Однако, возможно, что он либо не смог найти себе помощника (палач обычно работал с помощником), либо счел более благоразумным не приводить с собой своего человека. Казнь не была популярна среди простых людей, к которым принадлежал Брэндон. Боясь злых взглядов своих соседей или ножа какого-нибудь роялиста, он, вероятно, поставил условие, что будет работать в маске и с помощником, предоставленным своими работодателями. Это объясняло бы, почему добровольцев искали в полку Хьюсона; один из его военнослужащих мог быть вторым человеком в маске, которые появились на эшафоте чуть позднее в этот день.

За несколько часов до прихода короля в Уайтхолл возникли трудности и среди офицеров, ответственных за всю процедуру. Трое из тех, кому было направлено распоряжение о приведении приговора в исполнение, Хакер, Ханкс и Фейр, должны были подписать ордер на саму казнь, и из-за этого утром 30 января возникла проблема.
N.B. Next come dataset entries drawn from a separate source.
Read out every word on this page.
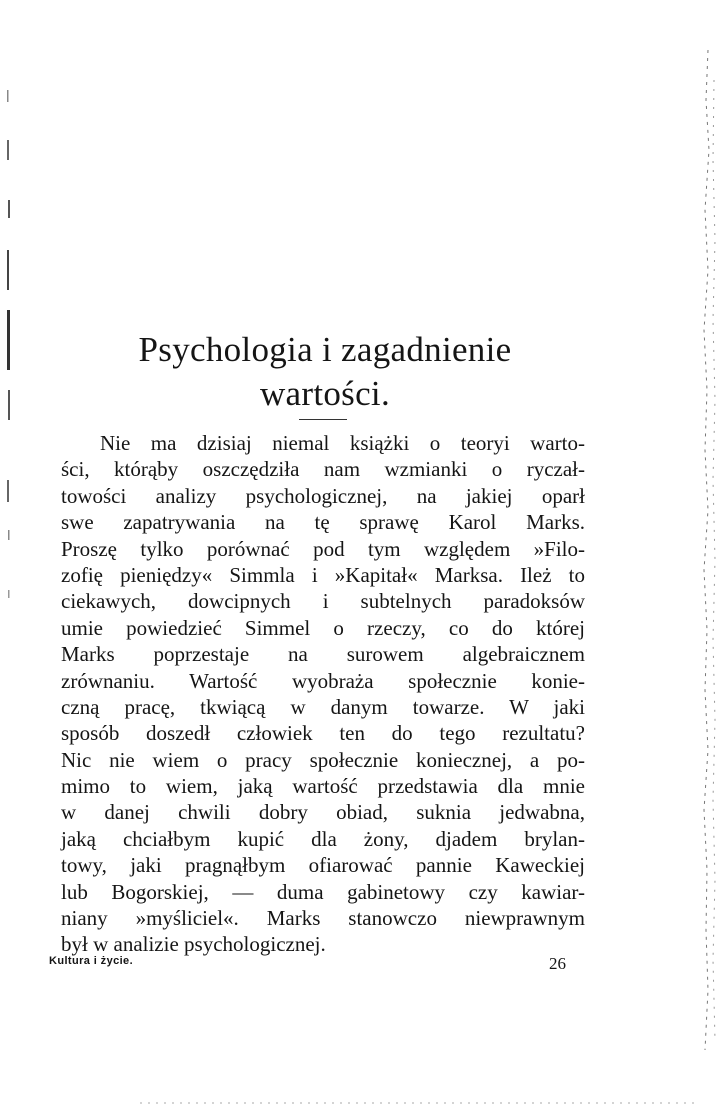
Psychologia i zagadnienie
wartości.
Nie ma dzisiaj niemal książki o teoryi warto-
ści, którąby oszczędziła nam wzmianki o ryczał-
towości analizy psychologicznej, na jakiej oparł
swe zapatrywania na tę sprawę Karol Marks.
Proszę tylko porównać pod tym względem »Filo-
zofię pieniędzy« Simmla i »Kapitał« Marksa. Ileż to
ciekawych, dowcipnych i subtelnych paradoksów
umie powiedzieć Simmel o rzeczy, co do której
Marks poprzestaje na surowem algebraicznem
zrównaniu. Wartość wyobraża społecznie konie-
czną pracę, tkwiącą w danym towarze. W jaki
sposób doszedł człowiek ten do tego rezultatu?
Nic nie wiem o pracy społecznie koniecznej, a po-
mimo to wiem, jaką wartość przedstawia dla mnie
w danej chwili dobry obiad, suknia jedwabna,
jaką chciałbym kupić dla żony, djadem brylan-
towy, jaki pragnąłbym ofiarować pannie Kaweckiej
lub Bogorskiej, — duma gabinetowy czy kawiar-
niany »myśliciel«. Marks stanowczo niewprawnym
był w analizie psychologicznej.
Kultura i życie.	26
В то время ее удалось скрыть, но после Реставрации Ханкс, давая показания против своего давнего товарища по оружию, вспомнил эту сцену перебранки…

В маленькой комнате во дворце Уайтхолл Айртон и Харрисон лежат на одной постели, что наводит на мысль о раннем утреннем часе; рядом с дверью стоит стол, на котором лежат ордер и перо и стоит чернильница с чернилами. Кромвель, Хакер, Фейр и Ханкс толпятся в комнате. Их голоса повышаются в споре: Ханкс с не подходящим ему именем Геркулес потерял самообладание. Нет, он не будет подписывать. Кромвель кричит на него: он «упрямец, делающий все наперекор». В дверях появляется полковник Акстелл и говорит: «Полковник Ханкс, мне стыдно за вас: корабль уже входит в гавань, а вы убираете паруса, прежде чем мы встали на якорь?»
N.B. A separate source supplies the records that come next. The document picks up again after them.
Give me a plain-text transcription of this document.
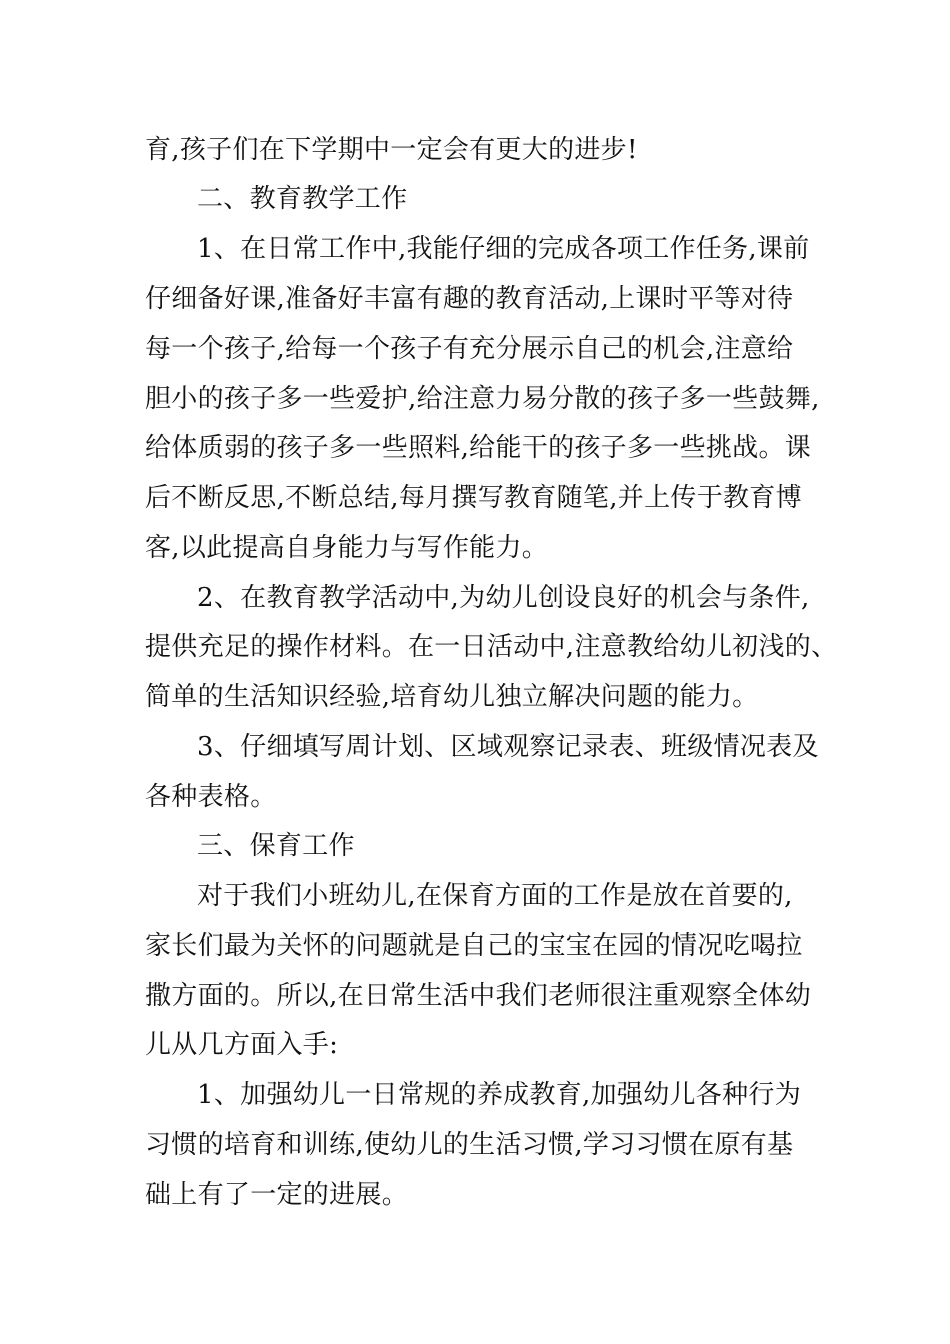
育,孩子们在下学期中一定会有更大的进步!
二、教育教学工作
1、在日常工作中,我能仔细的完成各项工作任务,课前
仔细备好课,准备好丰富有趣的教育活动,上课时平等对待
每一个孩子,给每一个孩子有充分展示自己的机会,注意给
胆小的孩子多一些爱护,给注意力易分散的孩子多一些鼓舞,
给体质弱的孩子多一些照料,给能干的孩子多一些挑战。课
后不断反思,不断总结,每月撰写教育随笔,并上传于教育博
客,以此提高自身能力与写作能力。
2、在教育教学活动中,为幼儿创设良好的机会与条件,
提供充足的操作材料。在一日活动中,注意教给幼儿初浅的、
简单的生活知识经验,培育幼儿独立解决问题的能力。
3、仔细填写周计划、区域观察记录表、班级情况表及
各种表格。
三、保育工作
对于我们小班幼儿,在保育方面的工作是放在首要的,
家长们最为关怀的问题就是自己的宝宝在园的情况吃喝拉
撒方面的。所以,在日常生活中我们老师很注重观察全体幼
儿从几方面入手:
1、加强幼儿一日常规的养成教育,加强幼儿各种行为
习惯的培育和训练,使幼儿的生活习惯,学习习惯在原有基
础上有了一定的进展。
Ханкс не подписал ордер и одиннадцать лет спустя стоял, подобострастно словоохотливый, на свидетельской трибуне, в то время как Фрэнсис Хакер слушал его с упрямым смирением, а Дэниэл Акстелл в холодном поту отрицал, что что-то подобное имело место.

Но все это, вероятно, происходило до того, как Хакер пошел в Сент-Джеймсский дворец за королем. К этому времени эшафот уже был готов, солдаты выстроены во всех помещениях, через которые должен был пройти король, зрители толпились в ожидании на улице, у окон, на балконах, даже на крышах – везде, насколько охватывал взгляд. Что-то другое вызвало такую долгую задержку.